Peter Gabriel to adopt music co-producer model?

The Big Room @ Real World Studios David Rose tipped me off to this story titled Peter Gabriel Considers Allowing Fans Into Recording Studio.  The source for that story reports:

“The Incredible String Band wrote to their fans on their website and sold admission to their recordings… and that gave them the budget to purchase the studio time. They created a mini-economy based on 120 people.”

Props to Peter Gabriel for being able to manage the crush of 120 people in his studio (or at least be game to do so)!

Actually, I think this could be a significant turning point for the recording industry…

Namely, when people understand more, they demand more.   The more people understand about the recording process and the production process, the more they appreciate the creative process and their own creative aspirations.  By connecting the energy of these co-producers with the creative ferment of the band, not only does the band get a much needed product that they can sell to the market, but they get the extra fertilizer that this artist/co-producer relationship can yield.

I have been collecting a survey of large studios around the world (at least those that public their live room and control room dimensions), and I have concluded that there are a good 30 studios in Europe and 50 studios in the US that have a large enough live room and a large enough control room to open their doors to the co-production model.  Let’s face it: if the live room is barely large enough for the band, or if the control room cannot hold more than 4 people without feeling cramped, that’s not a studio that’s going to support co-production.

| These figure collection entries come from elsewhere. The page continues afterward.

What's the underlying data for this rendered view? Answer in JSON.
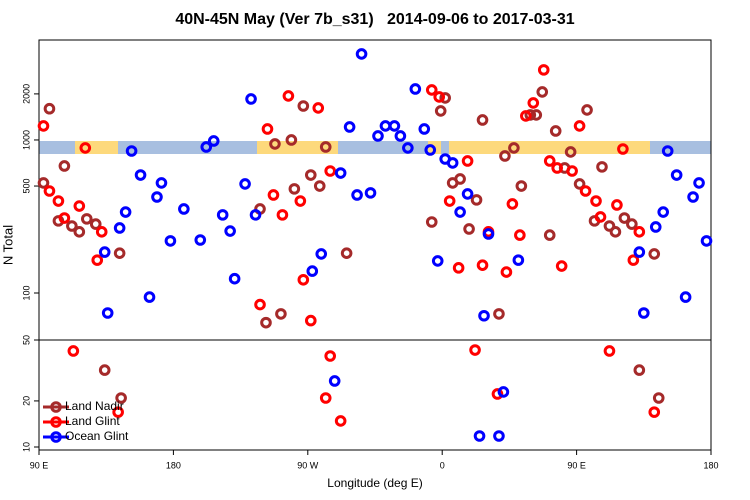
{
  "chart_data": [
    {
      "type": "scatter",
      "title": "40N-45N May (Ver 7b_s31)   2014-09-06 to 2017-03-31",
      "ylabel": "N Total",
      "xlim": [
        90,
        540
      ],
      "ylim": [
        49.3,
        4500
      ],
      "yscale": "log",
      "yticks": [
        100,
        500,
        1000,
        2000
      ],
      "series": [
        {
          "color": "#a52a2a",
          "x": [
            97,
            93,
            107,
            103,
            112,
            117,
            122,
            128,
            144,
            238,
            242,
            248,
            252,
            259,
            261,
            267,
            272,
            278,
            282,
            296,
            353,
            359,
            362,
            367,
            372,
            378,
            383,
            387,
            398,
            402,
            408,
            413,
            419,
            423,
            427,
            432,
            436,
            442,
            446,
            452,
            457,
            462,
            467,
            472,
            476,
            482,
            487,
            502
          ],
          "values": [
            1600,
            524,
            676,
            296,
            274,
            251,
            305,
            282,
            182,
            354,
            64,
            942,
            73,
            1000,
            479,
            1667,
            590,
            500,
            900,
            182,
            291,
            1548,
            1883,
            524,
            556,
            262,
            406,
            1351,
            73,
            786,
            887,
            500,
            1457,
            1457,
            2060,
            239,
            1145,
            656,
            835,
            516,
            1571,
            296,
            667,
            274,
            251,
            309,
            282,
            180
          ]
        },
        {
          "color": "#ff0000",
          "x": [
            93,
            97,
            103,
            107,
            117,
            121,
            129,
            132,
            238,
            243,
            247,
            253,
            257,
            265,
            267,
            272,
            277,
            285,
            353,
            358,
            365,
            371,
            377,
            387,
            391,
            403,
            407,
            412,
            416,
            421,
            428,
            432,
            437,
            440,
            447,
            452,
            456,
            463,
            466,
            477,
            481,
            488,
            492
          ],
          "values": [
            1235,
            464,
            399,
            309,
            370,
            887,
            164,
            251,
            84,
            1180,
            437,
            324,
            1940,
            399,
            122,
            66,
            1619,
            627,
            2123,
            1910,
            399,
            146,
            729,
            152,
            251,
            137,
            382,
            239,
            1435,
            1746,
            2871,
            729,
            656,
            150,
            627,
            1235,
            464,
            399,
            314,
            376,
            873,
            164,
            251
          ]
        },
        {
          "color": "#0000ff",
          "x": [
            134,
            136,
            144,
            148,
            152,
            158,
            164,
            169,
            172,
            178,
            187,
            198,
            202,
            207,
            213,
            218,
            221,
            228,
            232,
            235,
            273,
            279,
            292,
            298,
            303,
            306,
            312,
            317,
            322,
            328,
            332,
            337,
            342,
            348,
            352,
            357,
            362,
            367,
            372,
            377,
            388,
            391,
            411,
            492,
            495,
            503,
            508,
            511,
            517,
            523,
            528,
            532,
            537
          ],
          "values": [
            185,
            74,
            266,
            338,
            847,
            590,
            94,
            424,
            524,
            219,
            354,
            222,
            900,
            985,
            324,
            254,
            124,
            516,
            1853,
            324,
            139,
            180,
            608,
            1216,
            437,
            3648,
            451,
            1062,
            1235,
            1235,
            1062,
            887,
            2154,
            1180,
            860,
            162,
            751,
            708,
            338,
            444,
            71,
            243,
            164,
            185,
            74,
            270,
            338,
            847,
            590,
            94,
            424,
            524,
            219
          ]
        }
      ]
    },
    {
      "type": "scatter",
      "xlabel": "Longitude (deg E)",
      "xlim": [
        90,
        540
      ],
      "ylim": [
        9.56,
        50
      ],
      "yscale": "log",
      "yticks": [
        10,
        20,
        50
      ],
      "xticks": [
        {
          "value": 90,
          "label": "90 E"
        },
        180,
        {
          "value": 270,
          "label": "90 W"
        },
        {
          "value": 360,
          "label": "0"
        },
        {
          "value": 450,
          "label": "90 E"
        },
        {
          "value": 540,
          "label": "180"
        }
      ],
      "legend": "lower left",
      "series": [
        {
          "name": "Land Nadir",
          "color": "#a52a2a",
          "x": [
            134,
            145,
            492,
            505
          ],
          "values": [
            31.8,
            20.9,
            31.8,
            20.9
          ]
        },
        {
          "name": "Land Glint",
          "color": "#ff0000",
          "x": [
            113,
            143,
            285,
            282,
            292,
            382,
            397,
            472,
            502
          ],
          "values": [
            42.4,
            16.9,
            39.3,
            20.9,
            14.8,
            43.0,
            22.2,
            42.4,
            16.9
          ]
        },
        {
          "name": "Ocean Glint",
          "color": "#0000ff",
          "x": [
            288,
            385,
            398,
            401
          ],
          "values": [
            27.0,
            11.8,
            11.8,
            22.9
          ]
        }
      ]
    }
  ]
}
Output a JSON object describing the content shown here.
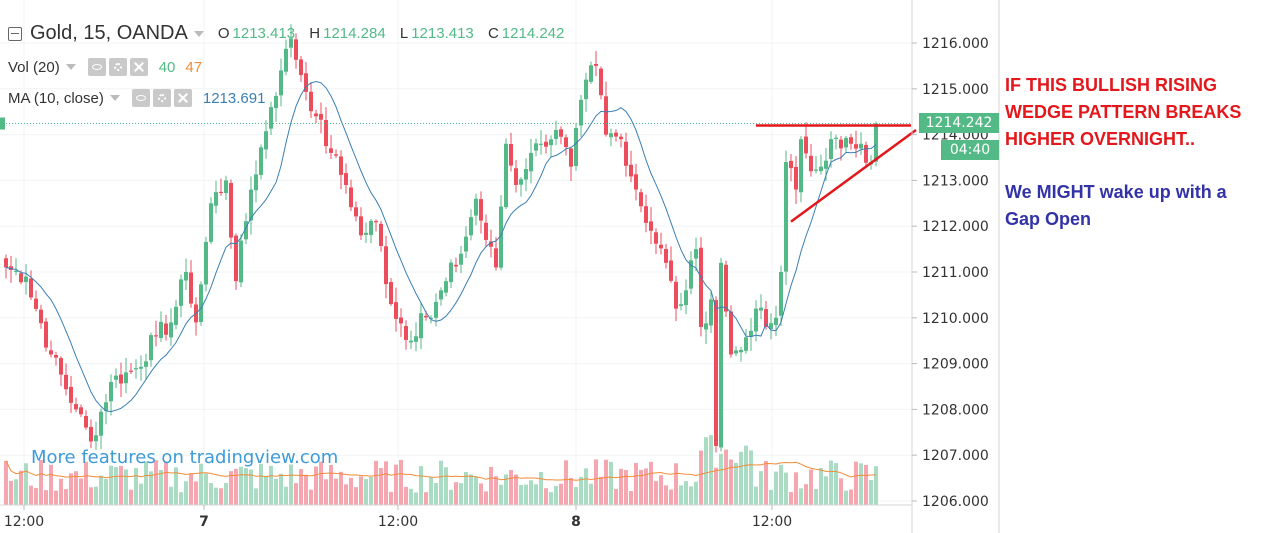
{
  "header": {
    "symbol": "Gold, 15, OANDA",
    "ohlc": [
      {
        "label": "O",
        "value": "1213.413"
      },
      {
        "label": "H",
        "value": "1214.284"
      },
      {
        "label": "L",
        "value": "1213.413"
      },
      {
        "label": "C",
        "value": "1214.242"
      }
    ],
    "vol_label": "Vol (20)",
    "vol_value_a": "40",
    "vol_value_b": "47",
    "ma_label": "MA (10, close)",
    "ma_value": "1213.691"
  },
  "watermark": "More features on tradingview.com",
  "annotation": {
    "line1": "IF THIS BULLISH RISING WEDGE PATTERN BREAKS HIGHER OVERNIGHT..",
    "line2": "We MIGHT wake up with a Gap Open"
  },
  "badges": {
    "price": "1214.242",
    "countdown": "04:40"
  },
  "colors": {
    "up": "#53b987",
    "down": "#eb4d5c",
    "vol_up": "#a9dcc3",
    "vol_down": "#f5a6ae",
    "ma": "#3a7fb3",
    "vol_ma": "#f28c38",
    "trendline": "#e3171c",
    "annotation_red": "#e3171c",
    "annotation_blue": "#3333a8"
  },
  "chart_data": {
    "type": "candlestick",
    "interval": "15",
    "y_ticks": [
      "1216.000",
      "1215.000",
      "1214.000",
      "1213.000",
      "1212.000",
      "1211.000",
      "1210.000",
      "1209.000",
      "1208.000",
      "1207.000",
      "1206.000"
    ],
    "x_ticks": [
      "12:00",
      "7",
      "12:00",
      "8",
      "12:00"
    ],
    "ylim": [
      1205.9,
      1216.75
    ],
    "last_price": 1214.242,
    "path_anchors": [
      {
        "bar": 0,
        "price": 1211.1
      },
      {
        "bar": 4,
        "price": 1210.9
      },
      {
        "bar": 9,
        "price": 1209.2
      },
      {
        "bar": 14,
        "price": 1208.0
      },
      {
        "bar": 17,
        "price": 1207.3
      },
      {
        "bar": 21,
        "price": 1208.6
      },
      {
        "bar": 26,
        "price": 1208.9
      },
      {
        "bar": 30,
        "price": 1209.6
      },
      {
        "bar": 33,
        "price": 1209.9
      },
      {
        "bar": 36,
        "price": 1211.0
      },
      {
        "bar": 38,
        "price": 1209.9
      },
      {
        "bar": 41,
        "price": 1212.5
      },
      {
        "bar": 44,
        "price": 1213.0
      },
      {
        "bar": 46,
        "price": 1210.8
      },
      {
        "bar": 49,
        "price": 1212.8
      },
      {
        "bar": 53,
        "price": 1214.6
      },
      {
        "bar": 55,
        "price": 1215.4
      },
      {
        "bar": 57,
        "price": 1216.1
      },
      {
        "bar": 59,
        "price": 1215.3
      },
      {
        "bar": 62,
        "price": 1214.4
      },
      {
        "bar": 65,
        "price": 1213.6
      },
      {
        "bar": 68,
        "price": 1212.9
      },
      {
        "bar": 71,
        "price": 1211.8
      },
      {
        "bar": 74,
        "price": 1212.1
      },
      {
        "bar": 77,
        "price": 1210.3
      },
      {
        "bar": 81,
        "price": 1209.5
      },
      {
        "bar": 83,
        "price": 1210.1
      },
      {
        "bar": 85,
        "price": 1210.0
      },
      {
        "bar": 88,
        "price": 1210.8
      },
      {
        "bar": 91,
        "price": 1211.4
      },
      {
        "bar": 94,
        "price": 1212.6
      },
      {
        "bar": 96,
        "price": 1211.7
      },
      {
        "bar": 98,
        "price": 1211.1
      },
      {
        "bar": 100,
        "price": 1213.8
      },
      {
        "bar": 102,
        "price": 1212.9
      },
      {
        "bar": 105,
        "price": 1213.6
      },
      {
        "bar": 107,
        "price": 1213.8
      },
      {
        "bar": 110,
        "price": 1214.1
      },
      {
        "bar": 113,
        "price": 1213.3
      },
      {
        "bar": 116,
        "price": 1215.2
      },
      {
        "bar": 118,
        "price": 1215.5
      },
      {
        "bar": 120,
        "price": 1214.0
      },
      {
        "bar": 123,
        "price": 1213.9
      },
      {
        "bar": 126,
        "price": 1212.8
      },
      {
        "bar": 129,
        "price": 1211.9
      },
      {
        "bar": 132,
        "price": 1211.2
      },
      {
        "bar": 134,
        "price": 1210.2
      },
      {
        "bar": 136,
        "price": 1210.6
      },
      {
        "bar": 138,
        "price": 1211.5
      },
      {
        "bar": 139,
        "price": 1209.8
      },
      {
        "bar": 141,
        "price": 1210.4
      },
      {
        "bar": 142,
        "price": 1207.2
      },
      {
        "bar": 143,
        "price": 1211.2
      },
      {
        "bar": 145,
        "price": 1209.2
      },
      {
        "bar": 147,
        "price": 1209.3
      },
      {
        "bar": 150,
        "price": 1210.2
      },
      {
        "bar": 152,
        "price": 1209.8
      },
      {
        "bar": 154,
        "price": 1210.0
      },
      {
        "bar": 155,
        "price": 1211.0
      },
      {
        "bar": 156,
        "price": 1213.4
      },
      {
        "bar": 158,
        "price": 1212.8
      },
      {
        "bar": 159,
        "price": 1213.9
      },
      {
        "bar": 161,
        "price": 1213.2
      },
      {
        "bar": 163,
        "price": 1213.3
      },
      {
        "bar": 165,
        "price": 1213.9
      },
      {
        "bar": 167,
        "price": 1213.7
      },
      {
        "bar": 169,
        "price": 1213.8
      },
      {
        "bar": 171,
        "price": 1213.8
      },
      {
        "bar": 173,
        "price": 1213.4
      },
      {
        "bar": 174,
        "price": 1214.242
      }
    ],
    "trendlines": [
      {
        "name": "resistance",
        "from": {
          "bar": 150,
          "price": 1214.2
        },
        "to": {
          "bar": 181,
          "price": 1214.2
        }
      },
      {
        "name": "support",
        "from": {
          "bar": 157,
          "price": 1212.1
        },
        "to": {
          "bar": 182,
          "price": 1214.1
        }
      }
    ]
  }
}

Real World Studios has one of the largest studio rooms I’ve surveyed: at over 2100 sq ft (196 sq m), it’s top 10 in what I have found in Europe (and likely top 20 in the US).  But it’s more than just a Big Room.  By integrating the control room and the studio environment (which extends to a pair of isolation booths and the Wooden Room), Real World creates the essense of the co-production environment.  But until now, it’s been a cloistered affair, and what Gabriel is beginning to realize (I think) is that if you let the fans in, it will help both the process and the commerce.  At least for those bands that can play (as opposed to those who can only construct their music at a workbench).

It will be fascinating to see how this all evolves, and interesting to see how well the design of Manifold Recording supports the mission of co-production (which benefits from completely integrated spaces) as well as conventional engineering (which benefits from acoustic design criteria that kinda go against the completely large, integrated space).  Nevertheless, because our Music Room is fundamentally symmetrical, we can create an integrated music, engineering, and production environment that reaches for the same goals that Gabriel describes for The Real World and that George Massenburg describes for Blackbird’s Studio C.